The FCA has published a consultation on changes to its Handbook resulting from the Debt Respite Scheme (Breathing Space Moratorium and Mental Health Crisis Moratorium) (England and Wales) Regulations 2020 (the Regulations) which are expected to come into force in England and Wales on 4 May 2021. The aim is to clarify how the FCA’s rules interact with the Regulations. Firms should take note that, while the FCA doesn’t have powers under the Regulations to supervise compliance or enforce against them, it points out that ‘systematic non-compliance’ is likely to be of interest to it as this may place a question mark over whether a firm is meeting the specific CONC rules, the suitability requirements in its Threshold Conditions or breaching one of the Principles (eg Principle 6 – TCF).
The FCA explains in the consultation that there are some areas in its Handbook - specifically, some of the consumer credit conduct rules in CONC 5, 6 and 7 - where it thinks it’s necessary to clarify how its rules apply where the Regulations also apply, and avoid duplicating the effects of the Regulations in a disproportionate way. It has not identified any rules or guidance in MCOB or CONC 8 (Debt Advice) which need clarifying or amending.
For more on the Regulations, take a look at our previous Engage article.
Persistent debt rules
Repeat overdraft use rules
Monitoring a customer’s repayments for signs of actual or possible repayment difficulty
Suspending recovery of a debt for a reasonable period
As part of its amendments to the CONC conduct rules, the FCA is proposing the addition of two new Glossary definitions for ‘Debt Respite moratorium’ and ‘moratorium debt’.
Having discussed the Regulations with stakeholders, the FCA has not identified any MCOB rules or guidance which need clarifying or amending. It notes that, while the definition of ‘arrears’ used in the Regulations and its Handbook differs, it considers that ‘firms will understand the intended meaning clearly in any given context’.
Debt advice rules in CONC 8
the FCA decided that no changes are necessary.
However, it asks whether there are any other consumer credit rules or guidance that it should consider amending.

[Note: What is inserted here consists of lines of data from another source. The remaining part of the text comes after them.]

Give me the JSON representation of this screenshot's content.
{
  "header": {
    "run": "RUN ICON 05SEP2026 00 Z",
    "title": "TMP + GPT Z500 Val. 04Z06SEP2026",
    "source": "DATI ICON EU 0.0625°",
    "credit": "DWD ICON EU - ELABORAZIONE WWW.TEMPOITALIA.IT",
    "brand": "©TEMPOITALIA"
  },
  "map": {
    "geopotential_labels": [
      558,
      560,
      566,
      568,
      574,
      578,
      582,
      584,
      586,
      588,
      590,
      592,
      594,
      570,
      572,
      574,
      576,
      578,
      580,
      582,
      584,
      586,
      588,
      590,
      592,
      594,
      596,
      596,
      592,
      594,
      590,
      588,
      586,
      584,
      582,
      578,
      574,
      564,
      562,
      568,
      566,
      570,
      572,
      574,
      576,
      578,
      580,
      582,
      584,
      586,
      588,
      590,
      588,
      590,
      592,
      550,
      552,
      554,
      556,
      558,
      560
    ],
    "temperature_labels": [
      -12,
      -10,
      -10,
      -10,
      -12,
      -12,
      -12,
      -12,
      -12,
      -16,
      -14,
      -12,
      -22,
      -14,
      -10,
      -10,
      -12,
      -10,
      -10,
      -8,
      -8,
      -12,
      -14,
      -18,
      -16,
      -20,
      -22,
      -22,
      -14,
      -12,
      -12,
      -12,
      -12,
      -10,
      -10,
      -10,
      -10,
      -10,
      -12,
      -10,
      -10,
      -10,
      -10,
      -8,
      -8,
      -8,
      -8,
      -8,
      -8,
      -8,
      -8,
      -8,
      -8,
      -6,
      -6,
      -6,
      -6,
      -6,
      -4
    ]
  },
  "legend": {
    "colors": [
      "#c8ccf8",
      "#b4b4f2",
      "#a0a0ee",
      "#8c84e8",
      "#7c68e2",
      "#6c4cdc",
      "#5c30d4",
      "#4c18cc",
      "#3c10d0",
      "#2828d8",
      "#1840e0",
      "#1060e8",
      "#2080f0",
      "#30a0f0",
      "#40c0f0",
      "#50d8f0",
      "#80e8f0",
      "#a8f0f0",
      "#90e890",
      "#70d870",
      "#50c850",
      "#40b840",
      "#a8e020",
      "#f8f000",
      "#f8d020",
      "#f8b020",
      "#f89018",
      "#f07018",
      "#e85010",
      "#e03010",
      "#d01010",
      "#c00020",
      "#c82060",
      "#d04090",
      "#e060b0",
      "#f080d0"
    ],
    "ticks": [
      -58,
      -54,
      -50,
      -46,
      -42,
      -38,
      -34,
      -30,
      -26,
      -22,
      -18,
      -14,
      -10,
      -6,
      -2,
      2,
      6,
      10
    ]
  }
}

The Regulations will apply to debtors ordinarily resident or domiciled in England or Wales only, so firms will need to factor in the jurisdictional differences when looking at required systems, policies and processes changes.
Scotland already has a separate Debt Arrangement Scheme. As mentioned in HM Treasury’s June 2019 policy proposal response on the breathing space scheme, the government will continue to work with the Department for Communities and Department for the Economy in Northern Ireland to consider the introduction of an equivalent scheme in Northern Ireland.
The closing date for the consultation is 6 January 2021. The FCA makes it clear that the consultation invites feedback on its proposed changes to the Handbook, and does not constitute guidance on the interpretation or application of the Regulations. Separate government guidance on the Regulations for creditors and debt advice organisations is planned.
The Regulations have been approved by Parliament and are currently laid before Senedd Cymru. They are expected to come into force on 4 May 2021.
The government also intends to introduce a statutory debt repayment plan (SDRP) that would enable an individual in problem debt to enter into a formal agreement with their creditors to repay all of their debts over a manageable time period, whilst receiving protections from creditor action.
The Financial Services Bill 2019-21, which has just been introduced to Parliament, will amend the Financial Guidance and Claims Act 2018 (that made provision for the creation of the debt respite scheme, ie breathing space and the SDRP) to give the government the full range of powers it needs to implement the SDRP effectively. In particular, the explanatory notes to the Bill highlight that the amendments will mean that the SDRP can include debts owed to government, can be funded by a charging mechanism, and that creditors can be compelled to accept amended repayment terms. The explanatory notes also reiterate that the government intends to make the regulations to implement the SDRP over a longer timeframe and has not set a specific implementation date.
The projected impact of COVID-19 on individuals' finances reinforces the importance of being well prepared for the launch of breathing space. Banks and other creditors should consider the necessary changes to systems, policies and processes as soon as possible.